This pipeline analyzes GTEx (Genotype-Tissue Expression) whole-slide histological image features to predict tissue quality metrics both tissue-specific and pan-tissue modeling approaches. The primary goal is to build predictive models that can estimate RNA integrity (RIN scores) and tissue degradation levels (autolysis scores) from extracted image features across different human tissue types.
- RIN Scores (RNA Integrity Number): Predicts RNA quality on a scale of 1-10, where higher scores indicate better preserved RNA
- Autolysis Scores: Predicts tissue degradation levels (0=none, 1=mild, 2=moderate, 3=severe)
- Quality Control: Automated assessment of tissue sample quality before expensive downstream analysis
- Resource Optimization: Prioritize high-quality samples for RNA sequencing and other molecular assays
- Tissue Banking: Improve sample selection and storage protocols
- Research Impact: Enable better quality-aware analysis of GTEx data
- Combines H5-formatted image features with GTEx metadata
- Integrates quality metrics (RIN, autolysis) with demographic information
- Processes 29+ tissue types with 25 thousands of samples
- Feature Processing: Standardization and quality filtering of image-derived features
- Exploratory Analysis: Tissue distribution, quality score patterns, demographic effects (Pipeline)

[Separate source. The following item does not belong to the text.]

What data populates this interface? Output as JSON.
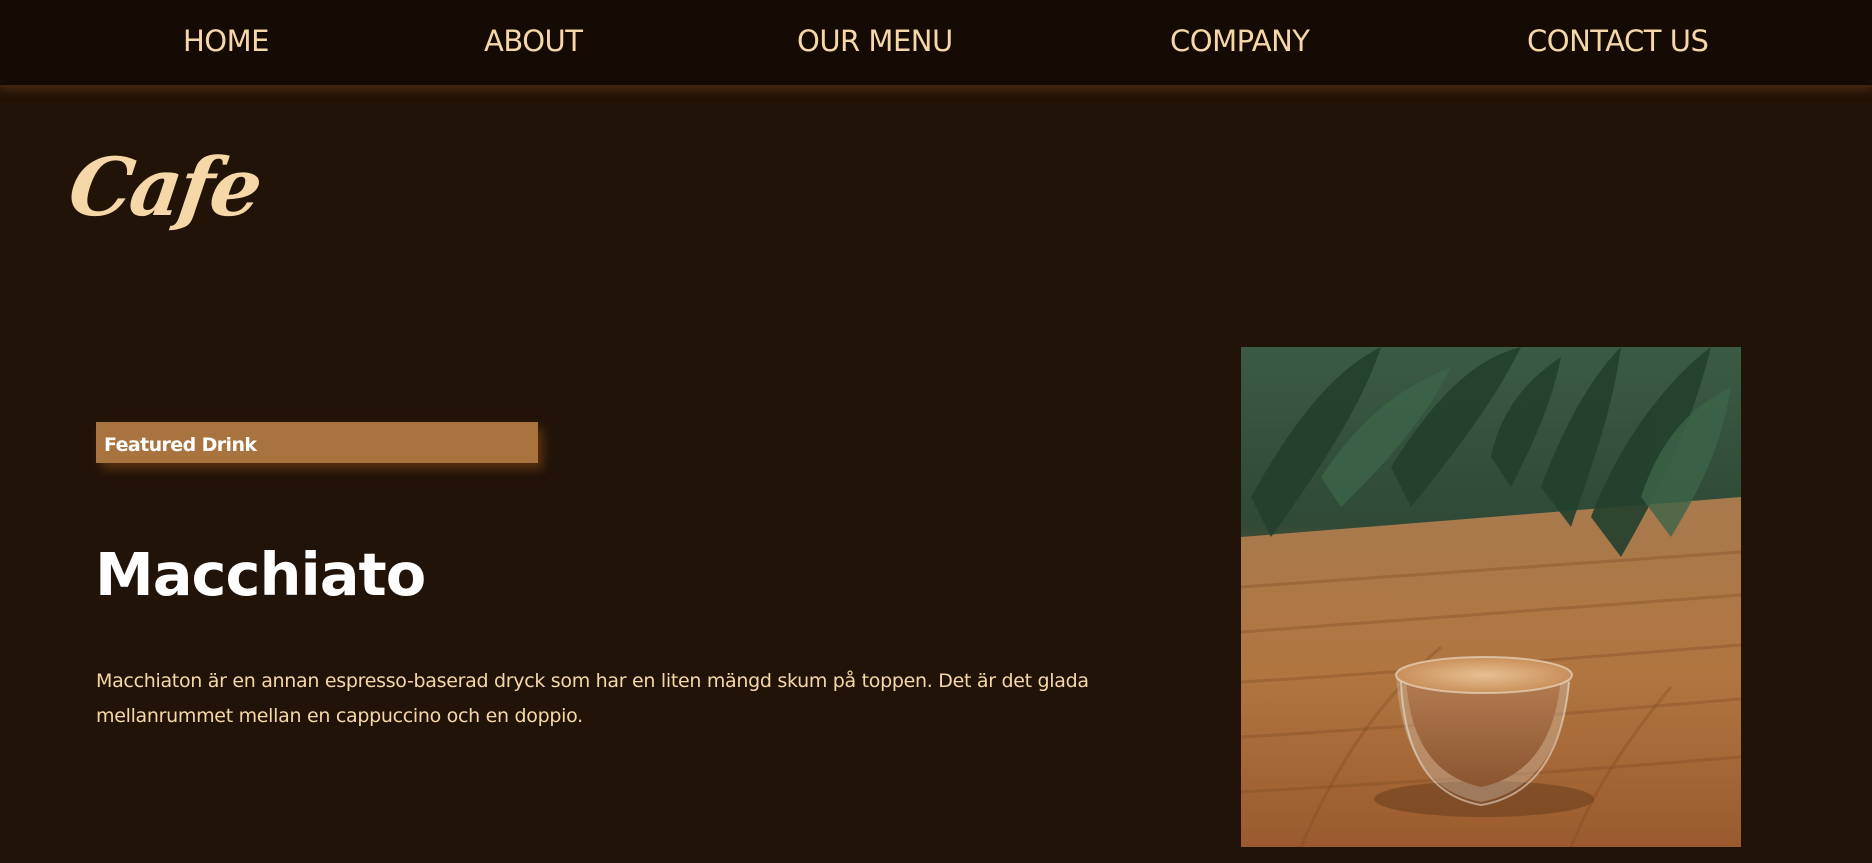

- Dimensionality Reduction: PCA and UMAP for tissue clustering visualization
- Tissue-specific models: Individual predictive models for each tissue type
- Feature selection: Correlation-based selection of top 5% most predictive features
- Cross-validation: 5-fold CV ensures robust performance estimates
- Comprehensive evaluation: Multiple metrics (R, RMSE, MAE) and stability assessment
- Data Preparation: Stratified train-test split with tissue and quality quartiles
- Feature Selection: ANOVA F-score ranking for tissue discrimination (top 500 features)

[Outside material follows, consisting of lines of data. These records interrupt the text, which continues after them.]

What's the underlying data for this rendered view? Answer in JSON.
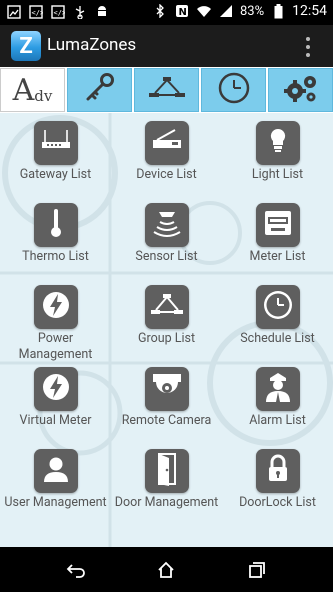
{
  "status": {
    "battery": "83%",
    "time": "12:54"
  },
  "app": {
    "title": "LumaZones",
    "logo_letter": "Z"
  },
  "tabs": [
    {
      "label_big": "A",
      "label_small": "dv"
    },
    {
      "icon": "key-icon"
    },
    {
      "icon": "group-icon"
    },
    {
      "icon": "clock-icon"
    },
    {
      "icon": "gears-icon"
    }
  ],
  "grid": {
    "items": [
      {
        "label": "Gateway List",
        "icon": "gateway-icon"
      },
      {
        "label": "Device List",
        "icon": "device-icon"
      },
      {
        "label": "Light List",
        "icon": "light-bulb-icon"
      },
      {
        "label": "Thermo List",
        "icon": "thermometer-icon"
      },
      {
        "label": "Sensor List",
        "icon": "sensor-icon"
      },
      {
        "label": "Meter List",
        "icon": "meter-icon"
      },
      {
        "label": "Power Management",
        "icon": "power-icon"
      },
      {
        "label": "Group List",
        "icon": "group-icon"
      },
      {
        "label": "Schedule List",
        "icon": "clock-icon"
      },
      {
        "label": "Virtual Meter",
        "icon": "power-icon"
      },
      {
        "label": "Remote Camera",
        "icon": "camera-icon"
      },
      {
        "label": "Alarm List",
        "icon": "guard-icon"
      },
      {
        "label": "User Management",
        "icon": "user-icon"
      },
      {
        "label": "Door Management",
        "icon": "door-icon"
      },
      {
        "label": "DoorLock List",
        "icon": "lock-icon"
      }
    ]
  }
}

- Stage 1 - Tissue Classification:
- Multi-class GLMNET with stratified cross-validation
- Confidence-based predictions with threshold filtering
- Tissue-specific Lasso models for RIN and autolysis prediction
- Uses all available features with built-in Lasso selection
Batch Prediction: Integrated workflow for tissue identification → quality prediction Performance Evaluation: Multi-metric assessment including accuracy, correlation, RMSE
install.packages(c(
"tidyverse", "data.table", "ggplot2", "readxl",
"umap", "glmnet", "caret", "corrplot", "pROC",
"doParallel", "cowplot", "magick"
))
# Bioconductor for HDF5 support
BiocManager::install("rhdf5")PathQC/
├── data/raw/
│ ├── GTEX_AGGREGATED/concatnated_features_pooled.h5
│ └── metadata/ (GTEx annotation files)(Publically available on GTEx website)
└── output/ (generated figures and results)
# Set base directory
base_dir <- "/path/to/PathQC"
# Run main analysis
source("gtex_analysis_pipeline.R")
# Run predictive modeling
source("gtex_tissue_modeling.R")- R: Version 4.0 or higher
- Runtime: 1-2 hours for complete analysis
- Dependencies: See installation section
- Algorithm: Lasso regression with L1 regularization
- Feature selection: Top 5% by correlation with target variable
- Cross-validation: 5-fold stratified CV
- Performance metrics: Pearson correlation (R), RMSE, MAE
- Stability assessment: Coefficient of variation across folds
- Quality-aware analysis of GTEx expression data
- Tissue-specific quality control protocols
- Histological image analysis method development
- Automated tissue quality assessment
- Sample prioritization for expensive assays
- Quality control in biobanking operations
We welcome contributions!
Note: This pipeline is designed for research purposes. Ensure compliance with GTEx data use agreements and institutional policies.